By NICO SCAVELLA
Tribune Staff Reporter
nscavella@tribunemedia.net
A 40-year-old woman accused of killing her one-year-old daughter by setting her on fire last year will have her mental fitness to stand trial tested by a Supreme Court jury next month.
Justice Bernard Turner said Philipa Marshall will return to court on July 16, at which time a jury will be empaneled to determine her mental fitness to plead in the death of Philicia Marshall.
In April, Marshall was charged with manslaughter, accused of causing her infant daughter’s death by unlawful harm on February 14, 2017.

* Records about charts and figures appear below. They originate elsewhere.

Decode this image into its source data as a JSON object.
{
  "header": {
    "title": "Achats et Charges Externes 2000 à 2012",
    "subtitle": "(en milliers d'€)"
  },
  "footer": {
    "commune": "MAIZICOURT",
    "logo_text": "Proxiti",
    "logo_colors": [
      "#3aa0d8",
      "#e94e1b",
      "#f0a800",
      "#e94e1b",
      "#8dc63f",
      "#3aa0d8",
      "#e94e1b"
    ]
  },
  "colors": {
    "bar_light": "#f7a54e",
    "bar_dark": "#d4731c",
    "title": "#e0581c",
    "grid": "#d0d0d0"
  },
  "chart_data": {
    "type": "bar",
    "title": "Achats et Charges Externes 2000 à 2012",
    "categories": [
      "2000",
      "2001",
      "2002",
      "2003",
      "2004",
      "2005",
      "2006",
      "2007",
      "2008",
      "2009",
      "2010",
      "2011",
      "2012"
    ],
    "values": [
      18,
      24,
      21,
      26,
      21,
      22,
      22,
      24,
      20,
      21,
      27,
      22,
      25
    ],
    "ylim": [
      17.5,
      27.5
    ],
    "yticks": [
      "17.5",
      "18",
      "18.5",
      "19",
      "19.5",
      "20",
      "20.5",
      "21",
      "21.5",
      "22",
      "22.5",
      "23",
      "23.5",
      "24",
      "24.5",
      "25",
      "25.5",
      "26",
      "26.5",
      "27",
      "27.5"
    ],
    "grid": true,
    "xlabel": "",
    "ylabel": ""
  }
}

The charge has since been upgraded to murder.
Prosecutors alleged that the Kemp Road resident doused her child with gasoline and set her on fire at her Faith Gardens home after hearing voices.
The child died in February this year having been cared for at the Princess Margaret Hospital.
Prior to her initial arraignment before Magistrate Samuel McKinney, Marshall had spent the previous 12 weeks at the Sandilands Rehabilitation Centre (SRC) for mental health issues.
She is now listed as an SRC outpatient and is currently on medication.
Marshall’s attorney Bjorn Ferguson has submitted that the Crown, which is in possession of a psychiatrist’s report of his client stating that she was mentally unstable at the time she allegedly committed the offence, can exercise its discretion on whether it should proceed against Marshall.
Referring to Section 92 of the Penal Code as well as section 155 of the Criminal Procedure Code to substantiate his submissions, Mr Ferguson claimed that his client’s case would be an appropriate one for the issuance of a nolle prosequi (no case to answer).
Last month, Acting Chief Justice Stephen Isaacs granted Marshall $15,000 bail with two sureties before her trial.
As a part of her bail conditions, Marshall must live with her sister-in-law in the interim. The Kemp Road resident is to also have supervised visits with her two other children.